Throughout a marriage, people often open accounts together, enter debt together, and purchase assets together; whether it be for convenience, or as a sign of commitment. When the marriage is over and the process of divorce or dissolution begins, people need to understand how to manage their finances in order to take control and get their life back on track.

Some people will be able to work out an agreement and avoid going to court. If an agreement is reached, a consent order from the court will make it legally binding. As break ups are a stressful time for most, this might not happen.

If couples can’t agree, they must first try mediation, where an impartial person will discuss the issues and try and find a solution for both parties. Finally, the couple can ask the court to decide using a financial order. This costs £255 and is completely separate from the divorce.

Dividing bank accounts

Depending on the nature of the break up, it might be necessary to freeze or close down joint bank accounts. Some couples use these accounts as a way to pay the household bills, while others use them as their own personal account; the only difference being their partner can also access it.

Both parties can access the account, and are legally entitled to withdraw some or all of the funds within it. They are also both liable for any debts, such as an overdraft, run up on the account. As such, in the majority of cases, it’s best to prevent any misuse and close the account.

If there are funds in the account, both parties may agree on how to split the funds. However, in the event that there is a disagreement, the bank can freeze the account until it is decided how assets will be divided up as part of the financial settlement.

When working through a divorce, as well as considering the past, people need to start afresh to enable them to carry on with their new lives.

Set up a new current account, one that no one else can access, and ensure that all income is paid into it. This means wages or salary, benefits, and anything else.

Debt during divorce

As previously mentioned, joint finances also means joint debts. This rule applies to any credit agreements with both parties’ names on; even if it was the other party that ran up the debt. Just as with bank accounts, it’s important to close down credit accounts too, perhaps even more so.

With something like a personal loan, where the credit line and monthly repayments are fixed, it needs to be decided who is making the payment. If the payments are late or missed, it will affect both parties’ credit ratings. However, if the lender cannot obtain the payment from one party, they will chase the other for the full amount.

More debt can be run up on joint credit cards, store cards, and overdrafts, so it’s even more important that the accounts are frozen or closed down. Again, both parties are liable for the debt, and the lender will get the funds from whichever party is more likely to pay up.

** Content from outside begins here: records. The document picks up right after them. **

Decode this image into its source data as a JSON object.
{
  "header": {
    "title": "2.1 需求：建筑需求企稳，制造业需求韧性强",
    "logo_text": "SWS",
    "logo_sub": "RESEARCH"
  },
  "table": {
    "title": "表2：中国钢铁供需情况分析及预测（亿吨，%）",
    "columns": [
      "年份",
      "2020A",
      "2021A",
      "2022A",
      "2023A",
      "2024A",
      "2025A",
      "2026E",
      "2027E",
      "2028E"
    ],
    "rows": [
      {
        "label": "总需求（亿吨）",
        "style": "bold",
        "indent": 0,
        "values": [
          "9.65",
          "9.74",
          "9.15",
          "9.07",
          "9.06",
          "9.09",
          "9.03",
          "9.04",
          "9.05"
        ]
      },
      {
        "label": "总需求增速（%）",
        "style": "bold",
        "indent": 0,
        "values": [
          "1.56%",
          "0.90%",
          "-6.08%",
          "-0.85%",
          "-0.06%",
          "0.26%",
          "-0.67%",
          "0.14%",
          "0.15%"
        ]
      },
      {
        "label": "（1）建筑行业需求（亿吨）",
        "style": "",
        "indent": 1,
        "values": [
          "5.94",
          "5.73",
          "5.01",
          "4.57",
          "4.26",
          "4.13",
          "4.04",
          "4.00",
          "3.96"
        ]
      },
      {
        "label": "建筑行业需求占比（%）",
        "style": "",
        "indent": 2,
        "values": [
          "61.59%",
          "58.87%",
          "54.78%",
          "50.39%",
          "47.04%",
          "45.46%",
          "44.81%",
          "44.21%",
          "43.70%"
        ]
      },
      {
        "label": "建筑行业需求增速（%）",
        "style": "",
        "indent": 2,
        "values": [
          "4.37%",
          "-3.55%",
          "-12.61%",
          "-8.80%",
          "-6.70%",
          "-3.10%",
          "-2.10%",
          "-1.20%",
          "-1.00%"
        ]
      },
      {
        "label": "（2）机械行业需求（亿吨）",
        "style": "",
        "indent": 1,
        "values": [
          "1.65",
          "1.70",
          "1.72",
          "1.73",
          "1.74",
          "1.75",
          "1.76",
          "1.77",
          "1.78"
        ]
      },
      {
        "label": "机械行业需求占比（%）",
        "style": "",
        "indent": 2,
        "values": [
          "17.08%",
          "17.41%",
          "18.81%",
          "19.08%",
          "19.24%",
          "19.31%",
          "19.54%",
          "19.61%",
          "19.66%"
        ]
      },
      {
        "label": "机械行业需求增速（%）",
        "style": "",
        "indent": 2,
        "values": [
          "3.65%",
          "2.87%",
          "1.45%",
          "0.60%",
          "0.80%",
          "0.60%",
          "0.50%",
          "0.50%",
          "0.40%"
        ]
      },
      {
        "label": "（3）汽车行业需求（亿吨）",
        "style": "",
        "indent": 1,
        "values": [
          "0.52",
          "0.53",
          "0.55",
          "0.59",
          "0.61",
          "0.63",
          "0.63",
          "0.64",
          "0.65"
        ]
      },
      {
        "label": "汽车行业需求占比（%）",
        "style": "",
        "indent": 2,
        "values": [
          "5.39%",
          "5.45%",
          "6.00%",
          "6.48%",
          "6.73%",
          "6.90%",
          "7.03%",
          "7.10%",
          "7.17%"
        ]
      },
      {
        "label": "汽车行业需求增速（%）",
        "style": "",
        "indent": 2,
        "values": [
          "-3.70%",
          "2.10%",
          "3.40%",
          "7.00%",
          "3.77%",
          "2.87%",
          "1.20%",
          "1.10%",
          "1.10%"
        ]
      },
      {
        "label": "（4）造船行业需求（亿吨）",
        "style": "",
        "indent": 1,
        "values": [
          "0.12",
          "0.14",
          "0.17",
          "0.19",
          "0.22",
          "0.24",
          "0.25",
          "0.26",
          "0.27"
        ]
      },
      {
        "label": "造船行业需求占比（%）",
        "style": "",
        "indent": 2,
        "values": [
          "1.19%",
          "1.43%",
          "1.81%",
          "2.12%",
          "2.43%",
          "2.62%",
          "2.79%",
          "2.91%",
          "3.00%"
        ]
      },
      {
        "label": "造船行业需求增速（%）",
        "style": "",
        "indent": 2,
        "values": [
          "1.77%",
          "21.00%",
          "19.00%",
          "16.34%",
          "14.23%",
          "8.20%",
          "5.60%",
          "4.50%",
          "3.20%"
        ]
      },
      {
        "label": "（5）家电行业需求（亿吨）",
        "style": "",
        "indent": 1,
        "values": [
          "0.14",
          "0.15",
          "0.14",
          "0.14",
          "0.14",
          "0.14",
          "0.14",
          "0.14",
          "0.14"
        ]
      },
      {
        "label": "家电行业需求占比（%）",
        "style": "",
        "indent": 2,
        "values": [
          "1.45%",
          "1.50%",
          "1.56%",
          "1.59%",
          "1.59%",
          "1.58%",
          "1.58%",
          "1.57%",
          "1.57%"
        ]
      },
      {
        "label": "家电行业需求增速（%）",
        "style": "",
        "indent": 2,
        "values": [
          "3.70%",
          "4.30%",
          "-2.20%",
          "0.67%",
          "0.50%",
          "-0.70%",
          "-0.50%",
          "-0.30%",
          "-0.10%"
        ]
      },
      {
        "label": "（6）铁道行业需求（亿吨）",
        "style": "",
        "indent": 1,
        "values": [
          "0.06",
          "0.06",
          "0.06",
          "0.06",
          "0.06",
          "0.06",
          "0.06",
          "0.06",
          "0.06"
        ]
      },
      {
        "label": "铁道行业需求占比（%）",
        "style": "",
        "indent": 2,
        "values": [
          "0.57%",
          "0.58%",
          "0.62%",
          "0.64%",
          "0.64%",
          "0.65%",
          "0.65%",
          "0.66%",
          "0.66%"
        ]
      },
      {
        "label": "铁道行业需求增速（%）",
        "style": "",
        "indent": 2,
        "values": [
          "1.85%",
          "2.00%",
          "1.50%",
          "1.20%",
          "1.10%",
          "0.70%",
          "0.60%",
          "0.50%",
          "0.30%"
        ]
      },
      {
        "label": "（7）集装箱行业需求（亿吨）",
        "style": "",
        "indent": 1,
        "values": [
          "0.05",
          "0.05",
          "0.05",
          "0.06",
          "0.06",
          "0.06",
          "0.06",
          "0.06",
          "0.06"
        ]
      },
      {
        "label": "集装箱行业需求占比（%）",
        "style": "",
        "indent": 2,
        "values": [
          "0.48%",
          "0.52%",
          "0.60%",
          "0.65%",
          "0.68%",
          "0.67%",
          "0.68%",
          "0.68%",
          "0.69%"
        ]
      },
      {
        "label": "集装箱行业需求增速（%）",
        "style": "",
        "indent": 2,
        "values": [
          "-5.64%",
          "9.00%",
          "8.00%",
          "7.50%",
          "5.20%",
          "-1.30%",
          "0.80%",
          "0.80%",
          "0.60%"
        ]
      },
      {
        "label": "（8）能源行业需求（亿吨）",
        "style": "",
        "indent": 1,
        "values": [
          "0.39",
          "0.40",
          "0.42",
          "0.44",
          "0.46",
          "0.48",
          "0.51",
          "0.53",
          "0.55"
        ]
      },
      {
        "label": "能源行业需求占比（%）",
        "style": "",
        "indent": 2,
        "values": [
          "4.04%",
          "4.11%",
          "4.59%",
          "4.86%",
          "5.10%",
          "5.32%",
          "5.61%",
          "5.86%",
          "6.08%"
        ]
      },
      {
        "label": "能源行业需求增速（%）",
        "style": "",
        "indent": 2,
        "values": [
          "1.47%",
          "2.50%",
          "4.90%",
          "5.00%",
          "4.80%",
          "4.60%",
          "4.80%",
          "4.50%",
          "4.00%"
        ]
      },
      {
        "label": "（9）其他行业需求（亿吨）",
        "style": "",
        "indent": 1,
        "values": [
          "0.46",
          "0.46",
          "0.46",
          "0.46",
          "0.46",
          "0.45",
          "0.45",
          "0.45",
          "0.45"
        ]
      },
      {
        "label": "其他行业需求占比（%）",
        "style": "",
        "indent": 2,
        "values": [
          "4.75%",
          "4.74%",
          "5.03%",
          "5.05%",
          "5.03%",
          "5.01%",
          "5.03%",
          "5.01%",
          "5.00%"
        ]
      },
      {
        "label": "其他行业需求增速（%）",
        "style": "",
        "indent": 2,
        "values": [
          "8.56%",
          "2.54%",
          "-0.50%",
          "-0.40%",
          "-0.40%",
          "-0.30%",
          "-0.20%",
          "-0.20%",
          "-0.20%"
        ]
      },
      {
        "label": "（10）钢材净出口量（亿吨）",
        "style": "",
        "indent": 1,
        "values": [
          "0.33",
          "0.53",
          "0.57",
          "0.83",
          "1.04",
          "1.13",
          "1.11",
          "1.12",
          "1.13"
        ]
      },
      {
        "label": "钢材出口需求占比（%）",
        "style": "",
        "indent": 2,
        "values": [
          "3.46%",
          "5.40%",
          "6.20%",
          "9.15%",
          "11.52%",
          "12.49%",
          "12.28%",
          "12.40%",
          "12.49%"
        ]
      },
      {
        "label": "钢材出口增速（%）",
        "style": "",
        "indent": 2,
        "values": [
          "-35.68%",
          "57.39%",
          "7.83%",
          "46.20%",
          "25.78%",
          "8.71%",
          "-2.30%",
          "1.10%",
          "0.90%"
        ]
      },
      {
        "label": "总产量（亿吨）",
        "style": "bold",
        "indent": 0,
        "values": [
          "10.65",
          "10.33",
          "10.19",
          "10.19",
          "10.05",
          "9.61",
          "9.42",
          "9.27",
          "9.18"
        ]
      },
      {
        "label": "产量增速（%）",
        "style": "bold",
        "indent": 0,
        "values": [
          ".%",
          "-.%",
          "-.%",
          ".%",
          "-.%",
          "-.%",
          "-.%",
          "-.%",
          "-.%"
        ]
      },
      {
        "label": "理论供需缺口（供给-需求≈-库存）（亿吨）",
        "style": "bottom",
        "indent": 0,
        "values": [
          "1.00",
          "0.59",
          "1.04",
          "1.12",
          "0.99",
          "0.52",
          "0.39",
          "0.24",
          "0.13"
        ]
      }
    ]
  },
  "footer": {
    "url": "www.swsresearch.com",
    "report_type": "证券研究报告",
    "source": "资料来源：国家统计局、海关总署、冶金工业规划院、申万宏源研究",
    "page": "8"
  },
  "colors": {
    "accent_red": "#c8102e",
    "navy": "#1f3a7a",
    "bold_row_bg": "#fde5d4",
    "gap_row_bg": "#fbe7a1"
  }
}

Many credit cards are not actually joint, but in one party’s name, with the other as a second cardholder. In this case, the main cardholder and account holder is liable for the any debt run up on the card, even if it was accrued by the second cardholder.

Splitting joint assets

The main asset any married couple owns is their family home. The property will need to valued, and that value agreed by both parties. If they don’t agree, the court will obtain a report from a local estate agent.

In many cases the house is only registered in the name of one spouse. If this is the case, the second party would be advised to register an interest in the property with the Land Registry; preventing the owner from selling up.

Dividing up major assets, such as the family home, investment property, and other investments, can be a very complicated and messy process. For people in this situation, it is best to seek professional legal advice.